Quale gara, da spettatrice, ama più seguire?
«In generale, la 15 o la 30 chilometri, mi piacciono perché sono gare impegnative. Ma attenzione, non che non lo sia la sprint. Però è un modo diverso di gareggiare. In ogni caso, tutte le competizioni sono interessanti da seguire».
C’è un’altra disciplina che le piace guardare in tv?
«Tutte. Io, poi, sono una super appassionata di sci alpino».
E lo pratica?
«Sì, faccio anche sci alpinismo. In generale, se ce la farò, seguirò e mi interesserò a tutte le discipline, perché credo che queste Olimpiadi in casa saranno bellissime».
Molti tifosi rimpiangono la rivalità tra Belmondo e Di Centa, crede che quella sfida abbia contribuito a rendervi più vincenti?
«Sicuramente, perché quando in una squadra ci sono più atleti che vincono, tutti i componenti sono stimolati a dare il loro meglio, non solo quando si creano rivalità. Che, poi, la rivalità c’è sempre in tutti gli ambienti sportivi quando c’è più di un leader. L’importante è che il clima sia vivace e rappresenti un accrescimento per tutti, non qualcosa di negativo».

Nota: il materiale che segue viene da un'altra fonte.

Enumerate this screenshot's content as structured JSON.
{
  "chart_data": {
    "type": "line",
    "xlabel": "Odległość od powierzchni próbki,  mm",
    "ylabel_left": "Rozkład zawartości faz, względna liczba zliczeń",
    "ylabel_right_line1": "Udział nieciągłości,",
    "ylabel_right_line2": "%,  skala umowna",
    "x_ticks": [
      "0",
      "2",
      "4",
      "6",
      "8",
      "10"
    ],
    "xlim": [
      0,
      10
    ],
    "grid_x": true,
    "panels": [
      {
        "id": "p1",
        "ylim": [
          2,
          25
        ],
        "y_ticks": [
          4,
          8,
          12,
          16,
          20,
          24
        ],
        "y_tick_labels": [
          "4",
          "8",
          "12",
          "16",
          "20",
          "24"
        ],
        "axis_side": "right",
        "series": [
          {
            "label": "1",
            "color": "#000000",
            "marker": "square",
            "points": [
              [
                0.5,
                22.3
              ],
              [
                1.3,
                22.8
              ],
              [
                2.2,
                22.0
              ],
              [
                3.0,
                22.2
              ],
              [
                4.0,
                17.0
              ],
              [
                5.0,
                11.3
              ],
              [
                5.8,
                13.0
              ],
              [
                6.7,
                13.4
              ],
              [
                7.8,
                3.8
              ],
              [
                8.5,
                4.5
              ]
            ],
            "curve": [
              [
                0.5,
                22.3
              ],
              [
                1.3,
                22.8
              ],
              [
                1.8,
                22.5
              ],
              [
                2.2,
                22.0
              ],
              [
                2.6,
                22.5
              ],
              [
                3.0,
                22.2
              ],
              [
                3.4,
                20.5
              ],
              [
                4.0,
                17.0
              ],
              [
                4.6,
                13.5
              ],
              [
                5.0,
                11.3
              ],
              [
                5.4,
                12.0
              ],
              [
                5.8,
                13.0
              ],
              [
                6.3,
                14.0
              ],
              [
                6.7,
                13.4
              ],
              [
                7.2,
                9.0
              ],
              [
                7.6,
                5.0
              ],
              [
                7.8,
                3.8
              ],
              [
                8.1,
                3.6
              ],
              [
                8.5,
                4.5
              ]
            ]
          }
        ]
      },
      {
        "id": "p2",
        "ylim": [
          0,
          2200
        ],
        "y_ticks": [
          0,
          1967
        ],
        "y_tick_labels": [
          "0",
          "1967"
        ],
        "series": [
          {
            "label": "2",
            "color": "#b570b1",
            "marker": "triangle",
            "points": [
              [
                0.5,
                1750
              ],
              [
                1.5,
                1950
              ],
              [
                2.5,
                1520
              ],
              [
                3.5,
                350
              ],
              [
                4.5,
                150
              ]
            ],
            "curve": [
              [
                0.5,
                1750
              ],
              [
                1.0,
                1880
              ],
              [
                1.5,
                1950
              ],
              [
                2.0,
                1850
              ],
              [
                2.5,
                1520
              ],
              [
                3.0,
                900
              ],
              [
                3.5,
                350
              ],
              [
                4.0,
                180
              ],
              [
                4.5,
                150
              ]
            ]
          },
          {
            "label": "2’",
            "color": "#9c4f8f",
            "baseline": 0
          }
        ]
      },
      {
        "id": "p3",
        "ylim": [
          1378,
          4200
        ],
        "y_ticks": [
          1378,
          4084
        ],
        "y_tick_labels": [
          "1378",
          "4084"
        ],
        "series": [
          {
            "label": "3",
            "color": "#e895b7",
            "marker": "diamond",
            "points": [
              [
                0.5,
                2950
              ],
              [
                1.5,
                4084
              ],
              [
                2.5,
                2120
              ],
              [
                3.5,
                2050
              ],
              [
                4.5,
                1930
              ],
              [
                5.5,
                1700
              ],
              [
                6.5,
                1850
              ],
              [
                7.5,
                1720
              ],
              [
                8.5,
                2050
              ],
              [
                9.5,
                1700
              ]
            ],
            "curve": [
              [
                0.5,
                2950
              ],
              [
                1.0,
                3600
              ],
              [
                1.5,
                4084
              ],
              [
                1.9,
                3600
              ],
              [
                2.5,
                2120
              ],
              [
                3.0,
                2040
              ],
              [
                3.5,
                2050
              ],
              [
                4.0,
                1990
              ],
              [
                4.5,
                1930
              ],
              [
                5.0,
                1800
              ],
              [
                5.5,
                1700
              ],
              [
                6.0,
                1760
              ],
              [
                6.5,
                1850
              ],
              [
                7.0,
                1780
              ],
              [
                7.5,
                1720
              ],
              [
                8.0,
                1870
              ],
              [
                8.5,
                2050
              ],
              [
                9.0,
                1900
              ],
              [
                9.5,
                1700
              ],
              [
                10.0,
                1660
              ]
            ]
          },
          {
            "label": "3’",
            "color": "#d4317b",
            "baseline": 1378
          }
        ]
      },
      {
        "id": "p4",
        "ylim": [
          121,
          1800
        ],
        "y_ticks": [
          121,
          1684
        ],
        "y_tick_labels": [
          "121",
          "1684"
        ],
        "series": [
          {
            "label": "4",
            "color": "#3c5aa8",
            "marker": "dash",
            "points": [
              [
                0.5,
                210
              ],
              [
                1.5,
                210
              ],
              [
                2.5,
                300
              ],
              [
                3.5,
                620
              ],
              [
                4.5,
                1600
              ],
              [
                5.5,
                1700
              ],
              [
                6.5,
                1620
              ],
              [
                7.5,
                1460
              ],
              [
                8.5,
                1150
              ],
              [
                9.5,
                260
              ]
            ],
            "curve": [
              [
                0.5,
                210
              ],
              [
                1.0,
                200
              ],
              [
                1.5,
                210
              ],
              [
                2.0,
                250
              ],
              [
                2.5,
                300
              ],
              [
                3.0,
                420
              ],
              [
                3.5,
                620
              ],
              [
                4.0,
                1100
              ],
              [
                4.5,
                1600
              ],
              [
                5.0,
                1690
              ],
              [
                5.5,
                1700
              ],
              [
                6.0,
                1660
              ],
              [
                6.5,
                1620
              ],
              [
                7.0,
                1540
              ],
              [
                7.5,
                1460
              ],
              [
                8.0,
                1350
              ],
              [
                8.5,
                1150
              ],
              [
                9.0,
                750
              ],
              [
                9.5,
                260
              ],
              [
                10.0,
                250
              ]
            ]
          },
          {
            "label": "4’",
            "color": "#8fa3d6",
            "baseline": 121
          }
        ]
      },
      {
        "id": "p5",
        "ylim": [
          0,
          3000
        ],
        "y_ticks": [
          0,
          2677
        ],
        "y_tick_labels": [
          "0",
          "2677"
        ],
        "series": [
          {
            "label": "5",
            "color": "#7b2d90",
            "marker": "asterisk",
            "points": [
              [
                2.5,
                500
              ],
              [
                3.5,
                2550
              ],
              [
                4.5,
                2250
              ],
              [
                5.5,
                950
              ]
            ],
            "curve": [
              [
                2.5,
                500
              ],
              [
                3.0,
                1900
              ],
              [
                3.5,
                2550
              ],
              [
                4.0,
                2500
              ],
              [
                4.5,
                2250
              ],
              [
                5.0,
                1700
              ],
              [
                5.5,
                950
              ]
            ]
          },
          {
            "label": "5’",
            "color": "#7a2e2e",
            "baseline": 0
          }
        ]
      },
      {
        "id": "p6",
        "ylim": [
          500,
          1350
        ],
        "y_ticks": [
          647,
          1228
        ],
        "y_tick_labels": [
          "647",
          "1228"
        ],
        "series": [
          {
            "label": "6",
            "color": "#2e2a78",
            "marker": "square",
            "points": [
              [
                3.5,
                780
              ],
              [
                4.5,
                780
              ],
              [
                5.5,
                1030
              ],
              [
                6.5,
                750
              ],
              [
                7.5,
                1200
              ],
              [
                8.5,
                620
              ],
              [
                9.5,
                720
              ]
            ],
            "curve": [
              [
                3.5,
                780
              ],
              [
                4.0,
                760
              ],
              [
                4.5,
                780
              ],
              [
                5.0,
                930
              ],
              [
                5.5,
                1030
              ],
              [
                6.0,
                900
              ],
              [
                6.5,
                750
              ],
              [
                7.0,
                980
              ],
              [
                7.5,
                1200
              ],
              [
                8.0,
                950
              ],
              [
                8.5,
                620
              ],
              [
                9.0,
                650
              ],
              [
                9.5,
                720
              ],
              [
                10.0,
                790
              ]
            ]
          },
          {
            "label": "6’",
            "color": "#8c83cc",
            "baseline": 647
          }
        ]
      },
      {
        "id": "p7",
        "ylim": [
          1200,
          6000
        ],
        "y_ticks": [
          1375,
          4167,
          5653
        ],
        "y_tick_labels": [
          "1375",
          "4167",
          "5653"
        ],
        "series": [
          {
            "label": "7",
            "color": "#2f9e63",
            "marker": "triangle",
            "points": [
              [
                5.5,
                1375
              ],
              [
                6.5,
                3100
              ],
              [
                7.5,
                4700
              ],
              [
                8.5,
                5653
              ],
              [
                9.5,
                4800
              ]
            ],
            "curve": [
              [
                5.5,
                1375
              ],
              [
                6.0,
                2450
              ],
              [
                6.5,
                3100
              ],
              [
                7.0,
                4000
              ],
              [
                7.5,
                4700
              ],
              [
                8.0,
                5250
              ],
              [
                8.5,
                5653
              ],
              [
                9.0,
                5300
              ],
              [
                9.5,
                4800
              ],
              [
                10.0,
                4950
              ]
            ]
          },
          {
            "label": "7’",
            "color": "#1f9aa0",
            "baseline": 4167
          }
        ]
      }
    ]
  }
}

Nei momenti duri di una gara olimpica, per un atleta cos’è più importante: la testa o il cuore?
«Entrambi, perché la testa la fa leggermente da padrone, ma il fisico ti deve supportare».
Le Olimpiadi sono una grande occasione anche per diffondere i valori dello sport.
«Mi auguro che i Giochi portino la pace, perché ce n’è davvero bisogno, ma anche la voglia nei ragazzi e in tutti di fare sport, che può essere anche semplicemente camminare, correre, giocare a pallone. L’importante è fare movimento, perché fa bene alla salute, ma anche all’anima e alla testa».
Se non fosse stata una grande sportiva cosa avrebbe fatto nella via?
«Me lo sono chiesta tante volte, sicuramente avrei studiato, avrei fatto l’università, perché è qualcosa che mi manca. Però è una domanda a cui, davvero, non so rispondere».
Ed è naturale che Stefania Belmondo non abbia una risposta, perché per tutti i grandi talenti come lei, nella vita, esiste solo un piano A.